6/ RAW SILK "Just in time" : c'est 3e et ultime single de ce groupe ; le titre est produit par David Todd et dont je vous parlais il y 15 jours.

7/ THE JACKSONS "Shake your body (down to the ground)" : en 1978, tout comme pour "Fantasy" d'EARTH WIND & FIRE, je me rappelle encore de l'engouement général après la sortie de ce titre. Nous vivions la plénitude du mouvement disco.

A l'époque encore sous-influence hard-rock (j'étais membre d'un modeste groupe de trois lycéens dont j'étais le guitariste rythmique), c'est l'un des titres qui m'a fait basculer définitivement dans la musique noire.
Avec son break d'anthologie, cette version européenne me semble supérieure au maxi original.

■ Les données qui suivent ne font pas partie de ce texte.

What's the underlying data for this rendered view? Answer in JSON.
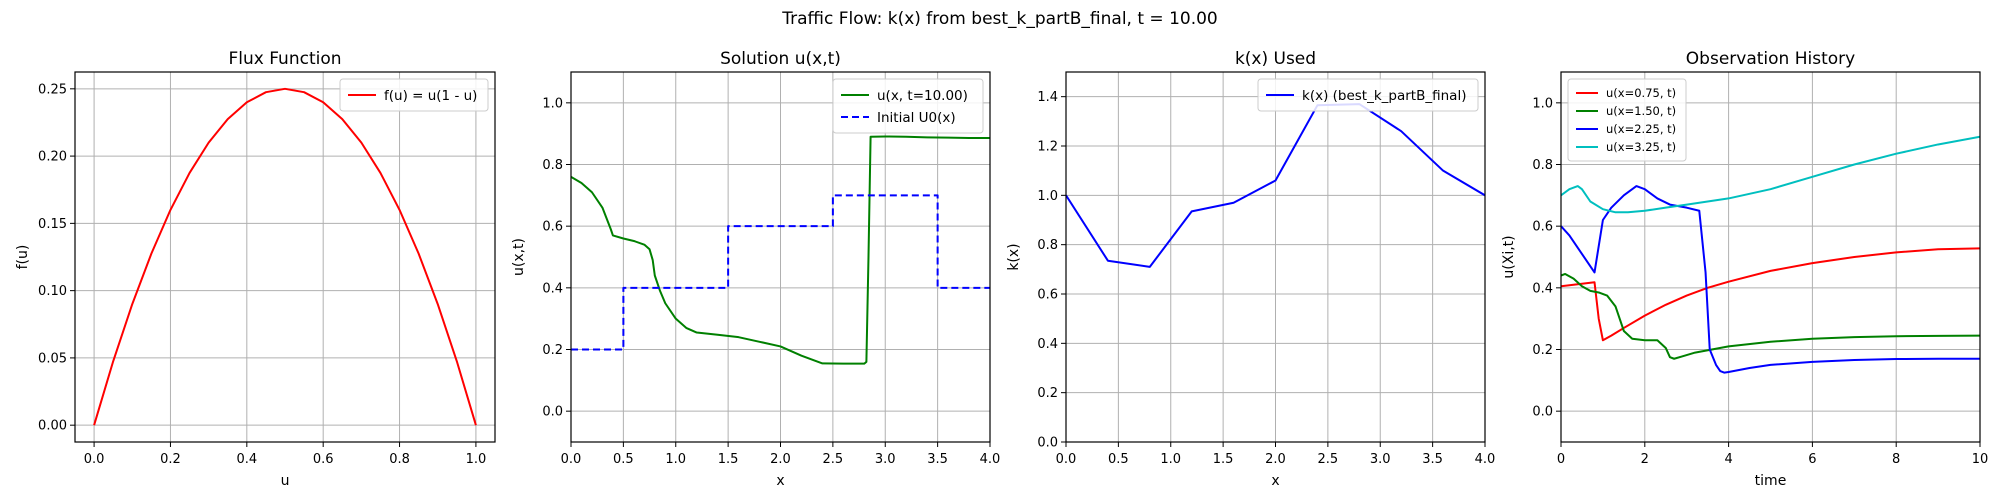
{
  "suptitle": "Traffic Flow: k(x) from best_k_partB_final, t = 10.00",
  "chart_data": [
    {
      "type": "line",
      "title": "Flux Function",
      "xlabel": "u",
      "ylabel": "f(u)",
      "xlim": [
        -0.05,
        1.05
      ],
      "ylim": [
        -0.0125,
        0.2625
      ],
      "xticks": [
        0.0,
        0.2,
        0.4,
        0.6,
        0.8,
        1.0
      ],
      "xtick_labels": [
        "0.0",
        "0.2",
        "0.4",
        "0.6",
        "0.8",
        "1.0"
      ],
      "yticks": [
        0.0,
        0.05,
        0.1,
        0.15,
        0.2,
        0.25
      ],
      "ytick_labels": [
        "0.00",
        "0.05",
        "0.10",
        "0.15",
        "0.20",
        "0.25"
      ],
      "grid": true,
      "legend": "top-right",
      "series": [
        {
          "name": "f(u) = u(1 - u)",
          "color": "#ff0000",
          "dash": "solid",
          "x": [
            0.0,
            0.05,
            0.1,
            0.15,
            0.2,
            0.25,
            0.3,
            0.35,
            0.4,
            0.45,
            0.5,
            0.55,
            0.6,
            0.65,
            0.7,
            0.75,
            0.8,
            0.85,
            0.9,
            0.95,
            1.0
          ],
          "y": [
            0.0,
            0.0475,
            0.09,
            0.1275,
            0.16,
            0.1875,
            0.21,
            0.2275,
            0.24,
            0.2475,
            0.25,
            0.2475,
            0.24,
            0.2275,
            0.21,
            0.1875,
            0.16,
            0.1275,
            0.09,
            0.0475,
            0.0
          ]
        }
      ]
    },
    {
      "type": "line",
      "title": "Solution u(x,t)",
      "xlabel": "x",
      "ylabel": "u(x,t)",
      "xlim": [
        0,
        4
      ],
      "ylim": [
        -0.1,
        1.1
      ],
      "xticks": [
        0.0,
        0.5,
        1.0,
        1.5,
        2.0,
        2.5,
        3.0,
        3.5,
        4.0
      ],
      "xtick_labels": [
        "0.0",
        "0.5",
        "1.0",
        "1.5",
        "2.0",
        "2.5",
        "3.0",
        "3.5",
        "4.0"
      ],
      "yticks": [
        0.0,
        0.2,
        0.4,
        0.6,
        0.8,
        1.0
      ],
      "ytick_labels": [
        "0.0",
        "0.2",
        "0.4",
        "0.6",
        "0.8",
        "1.0"
      ],
      "grid": true,
      "legend": "top-right",
      "series": [
        {
          "name": "u(x, t=10.00)",
          "color": "#008000",
          "dash": "solid",
          "x": [
            0.0,
            0.1,
            0.2,
            0.3,
            0.38,
            0.4,
            0.5,
            0.6,
            0.7,
            0.75,
            0.78,
            0.8,
            0.85,
            0.9,
            1.0,
            1.1,
            1.2,
            1.4,
            1.6,
            1.8,
            2.0,
            2.2,
            2.4,
            2.6,
            2.8,
            2.82,
            2.84,
            2.86,
            3.0,
            3.2,
            3.4,
            3.6,
            3.8,
            4.0
          ],
          "y": [
            0.76,
            0.74,
            0.71,
            0.66,
            0.59,
            0.57,
            0.56,
            0.552,
            0.54,
            0.525,
            0.49,
            0.44,
            0.39,
            0.35,
            0.3,
            0.27,
            0.255,
            0.248,
            0.24,
            0.225,
            0.21,
            0.18,
            0.155,
            0.154,
            0.154,
            0.16,
            0.5,
            0.89,
            0.891,
            0.89,
            0.888,
            0.887,
            0.886,
            0.886
          ]
        },
        {
          "name": "Initial U0(x)",
          "color": "#0000ff",
          "dash": "dashed",
          "x": [
            0.0,
            0.5,
            0.5,
            1.5,
            1.5,
            2.5,
            2.5,
            3.5,
            3.5,
            4.0
          ],
          "y": [
            0.2,
            0.2,
            0.4,
            0.4,
            0.6,
            0.6,
            0.7,
            0.7,
            0.4,
            0.4
          ]
        }
      ]
    },
    {
      "type": "line",
      "title": "k(x) Used",
      "xlabel": "x",
      "ylabel": "k(x)",
      "xlim": [
        0,
        4
      ],
      "ylim": [
        0,
        1.5
      ],
      "xticks": [
        0.0,
        0.5,
        1.0,
        1.5,
        2.0,
        2.5,
        3.0,
        3.5,
        4.0
      ],
      "xtick_labels": [
        "0.0",
        "0.5",
        "1.0",
        "1.5",
        "2.0",
        "2.5",
        "3.0",
        "3.5",
        "4.0"
      ],
      "yticks": [
        0.0,
        0.2,
        0.4,
        0.6,
        0.8,
        1.0,
        1.2,
        1.4
      ],
      "ytick_labels": [
        "0.0",
        "0.2",
        "0.4",
        "0.6",
        "0.8",
        "1.0",
        "1.2",
        "1.4"
      ],
      "grid": true,
      "legend": "top-right",
      "series": [
        {
          "name": "k(x) (best_k_partB_final)",
          "color": "#0000ff",
          "dash": "solid",
          "x": [
            0.0,
            0.4,
            0.8,
            1.2,
            1.6,
            2.0,
            2.4,
            2.8,
            3.2,
            3.6,
            4.0
          ],
          "y": [
            1.0,
            0.735,
            0.71,
            0.935,
            0.97,
            1.06,
            1.365,
            1.37,
            1.26,
            1.1,
            1.0
          ]
        }
      ]
    },
    {
      "type": "line",
      "title": "Observation History",
      "xlabel": "time",
      "ylabel": "u(Xi,t)",
      "xlim": [
        0,
        10
      ],
      "ylim": [
        -0.1,
        1.1
      ],
      "xticks": [
        0,
        2,
        4,
        6,
        8,
        10
      ],
      "xtick_labels": [
        "0",
        "2",
        "4",
        "6",
        "8",
        "10"
      ],
      "yticks": [
        0.0,
        0.2,
        0.4,
        0.6,
        0.8,
        1.0
      ],
      "ytick_labels": [
        "0.0",
        "0.2",
        "0.4",
        "0.6",
        "0.8",
        "1.0"
      ],
      "grid": true,
      "legend": "top-left",
      "legend_small": true,
      "series": [
        {
          "name": "u(x=0.75, t)",
          "color": "#ff0000",
          "dash": "solid",
          "x": [
            0.0,
            0.3,
            0.6,
            0.8,
            0.9,
            1.0,
            1.2,
            1.5,
            2.0,
            2.5,
            3.0,
            3.5,
            4.0,
            5.0,
            6.0,
            7.0,
            8.0,
            9.0,
            10.0
          ],
          "y": [
            0.405,
            0.41,
            0.415,
            0.418,
            0.3,
            0.23,
            0.245,
            0.27,
            0.31,
            0.345,
            0.375,
            0.4,
            0.42,
            0.455,
            0.48,
            0.5,
            0.515,
            0.525,
            0.528
          ]
        },
        {
          "name": "u(x=1.50, t)",
          "color": "#008000",
          "dash": "solid",
          "x": [
            0.0,
            0.1,
            0.3,
            0.5,
            0.7,
            0.9,
            1.1,
            1.3,
            1.5,
            1.7,
            2.0,
            2.3,
            2.5,
            2.6,
            2.7,
            2.9,
            3.2,
            3.6,
            4.0,
            5.0,
            6.0,
            7.0,
            8.0,
            9.0,
            10.0
          ],
          "y": [
            0.44,
            0.445,
            0.43,
            0.405,
            0.39,
            0.385,
            0.375,
            0.34,
            0.26,
            0.235,
            0.23,
            0.23,
            0.205,
            0.175,
            0.17,
            0.178,
            0.19,
            0.2,
            0.21,
            0.225,
            0.235,
            0.24,
            0.243,
            0.244,
            0.245
          ]
        },
        {
          "name": "u(x=2.25, t)",
          "color": "#0000ff",
          "dash": "solid",
          "x": [
            0.0,
            0.2,
            0.5,
            0.8,
            1.0,
            1.2,
            1.5,
            1.8,
            2.0,
            2.3,
            2.6,
            3.0,
            3.3,
            3.45,
            3.55,
            3.7,
            3.8,
            3.9,
            4.0,
            4.5,
            5.0,
            6.0,
            7.0,
            8.0,
            9.0,
            10.0
          ],
          "y": [
            0.6,
            0.57,
            0.51,
            0.45,
            0.62,
            0.66,
            0.7,
            0.73,
            0.72,
            0.69,
            0.67,
            0.66,
            0.65,
            0.45,
            0.2,
            0.15,
            0.13,
            0.125,
            0.127,
            0.14,
            0.15,
            0.16,
            0.166,
            0.169,
            0.17,
            0.17
          ]
        },
        {
          "name": "u(x=3.25, t)",
          "color": "#00bfbf",
          "dash": "solid",
          "x": [
            0.0,
            0.2,
            0.4,
            0.5,
            0.7,
            1.0,
            1.3,
            1.6,
            2.0,
            2.5,
            3.0,
            3.5,
            4.0,
            5.0,
            6.0,
            7.0,
            8.0,
            9.0,
            10.0
          ],
          "y": [
            0.7,
            0.72,
            0.73,
            0.72,
            0.68,
            0.655,
            0.645,
            0.645,
            0.65,
            0.66,
            0.67,
            0.68,
            0.69,
            0.72,
            0.76,
            0.8,
            0.835,
            0.865,
            0.89
          ]
        }
      ]
    }
  ]
}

8/ BOHANNON feat. Dr. Perri Johnson "Let's start II dance again" : empli de percussions et de bruitages synthétiques, c'est un titre-culte, avant-gardiste, totalement ensorcelant.
Tout comme "Aah freak out, le freak, c'est Chic" (que nous étions nombreux à transformer en "Africa, le fric c'est chic"), le refrain simplissime et entêtant "Come on and do it, come on and do it" était compréhensible par le public français d'où le succès immédiat.

A une époque où peu de gens étaient anglophones, plus le refrain était simple à comprendre et à chanter, plus une chanson internationale avait une chance de devenir populaire.
A l'ère du bilinguisme généralisé, disposant des paroles immédiatement sur le web, chacun peut aujourd'hui s'emparer d'un titre juste grâce à la force de sa mélodie ou de son gimmick.

9/ CAROL JIANI "Hit 'n' run lover" : du disco que je qualifierais de "sérieux". On ne peut pas dire que la mélodie soit festive et l'on tutoie même l'esprit new-wave, surtout dans l'adlib.
Mais la puissance de l'arrangement eut raison des éventuelles réticences et ce fut un succès incontestable en France.
Mon vinyle est lui aussi rescapé des divers dégâts des eaux.

10/RALPHI ROSARIO feat. Xavier Gold "You used to hold me" : comme souvent, mon set change d'univers, glissant dans la froideur d'une house encore balbutiante avec l'un de ses classiques, notamment samplé dans '"U got 2 know" par CAPPELLA, monument de l'eurodance (qui reprenait aussi un gimmick de "happy house" de SIOUXSIE & THE BANSHEES).

11/ AKABU "Searchin'" : ce set atterrit de manière totalement inattendue dans l'année 2010 avec ce remix deep-house réalisé par l'un de mes groupes préférés, Motor City Drum Ensemble.